Poteva andare molto peggio ad uno sciatore di Muggia del 1965 che, scendendo fuoripista tra i pendii sotto il Monte Leupa, in comune di Chiusaforte, al rientro da una gita con le pelli di foca assieme ad altri amici, è finito in pieno dentro una grande buca carsica mentre sciava. Per lui frattura di tibia e perone nonostante la caduta e il volo all’interno della cavità, profonda cinque metri. L’incidente è avvenuto ieri a quota 1850 metri. Sul posto si sono portati subito tre soccorritori della stazione di Cave del Predil del Soccorso alpino che si trovavano già al Rifugio Gilberti e hanno portato allo sciatore la prima assistenza scendendo dentro la cavità. E’ poi arrivato l’elisoccorso regionale da Udine che ha calato all’interno della buca, con una verricellata di una trentina di metri, l’equipe medico tecnica. Dopo la valutazione del medico si è proceduto velocemente al recupero del ferito utilizzando il triangolo di evacuazione (“pannolone” in gergo) per condurlo direttamente in ospedale. Presenti anche le forze della Guardia di finanza di Sella Nevea.

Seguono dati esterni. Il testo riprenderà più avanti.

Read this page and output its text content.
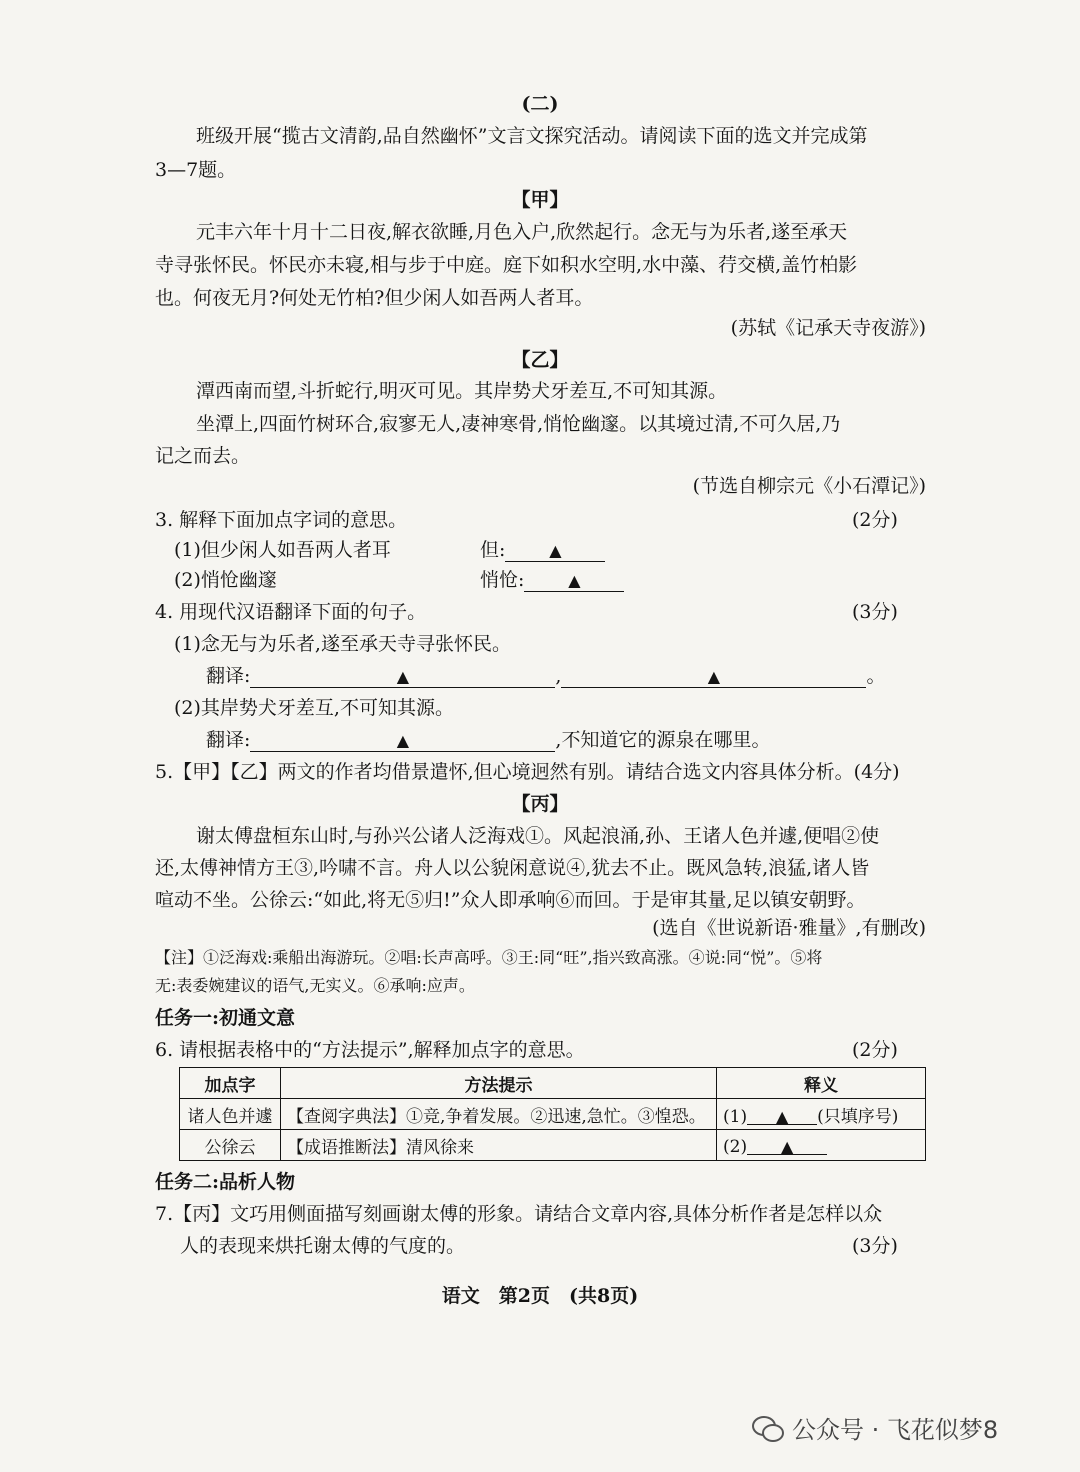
(二)
班级开展“揽古文清韵,品自然幽怀”文言文探究活动。请阅读下面的选文并完成第
3—7题。
【甲】
元丰六年十月十二日夜,解衣欲睡,月色入户,欣然起行。念无与为乐者,遂至承天
寺寻张怀民。怀民亦未寝,相与步于中庭。庭下如积水空明,水中藻、荇交横,盖竹柏影
也。何夜无月?何处无竹柏?但少闲人如吾两人者耳。
(苏轼《记承天寺夜游》)
【乙】
潭西南而望,斗折蛇行,明灭可见。其岸势犬牙差互,不可知其源。
坐潭上,四面竹树环合,寂寥无人,凄神寒骨,悄怆幽邃。以其境过清,不可久居,乃
记之而去。
(节选自柳宗元《小石潭记》)
3. 解释下面加点字词的意思。	(2分)
(1)但少闲人如吾两人者耳	但:	▲
(2)悄怆幽邃	悄怆:	▲
4. 用现代汉语翻译下面的句子。	(3分)
(1)念无与为乐者,遂至承天寺寻张怀民。
翻译:	▲	,	▲	。
(2)其岸势犬牙差互,不可知其源。
翻译:	▲	,不知道它的源泉在哪里。
5.【甲】【乙】两文的作者均借景遣怀,但心境迥然有别。请结合选文内容具体分析。(4分)
【丙】
谢太傅盘桓东山时,与孙兴公诸人泛海戏①。风起浪涌,孙、王诸人色并遽,便唱②使
还,太傅神情方王③,吟啸不言。舟人以公貌闲意说④,犹去不止。既风急转,浪猛,诸人皆
喧动不坐。公徐云:“如此,将无⑤归!”众人即承响⑥而回。于是审其量,足以镇安朝野。
(选自《世说新语·雅量》,有删改)
【注】①泛海戏:乘船出海游玩。②唱:长声高呼。③王:同“旺”,指兴致高涨。④说:同“悦”。⑤将
无:表委婉建议的语气,无实义。⑥承响:应声。
任务一:初通文意
6. 请根据表格中的“方法提示”,解释加点字的意思。	(2分)
加点字	方法提示	释义
诸人色并遽	【查阅字典法】①竞,争着发展。②迅速,急忙。③惶恐。	(1) ▲ (只填序号)
公徐云	【成语推断法】清风徐来	(2) ▲
任务二:品析人物
7.【丙】文巧用侧面描写刻画谢太傅的形象。请结合文章内容,具体分析作者是怎样以众
人的表现来烘托谢太傅的气度的。	(3分)
语文　第2页　(共8页)
公众号 · 飞花似梦8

Sempre ieri un undicenne di Tolmezzo è rimasto ferito ad una gamba mentre percorreva un tratto del sentiero 417 che da Campiolo sale a Stavoli, in comune di Moggio Udinese. Era ovviamente accompagnato da adulti, ma è caduto procurandosi una profonda ferita che inizialmente sembrava una frattura. E’ stato velocemente soccorso e recuperato dall’elisoccorso regionale e condotto in ospedale. Sul posto al campo base i soccorritori della stazione di Moggio, l’ambulanza e la Guardia di finanza pronti a dare eventuale supporto alle operazioni.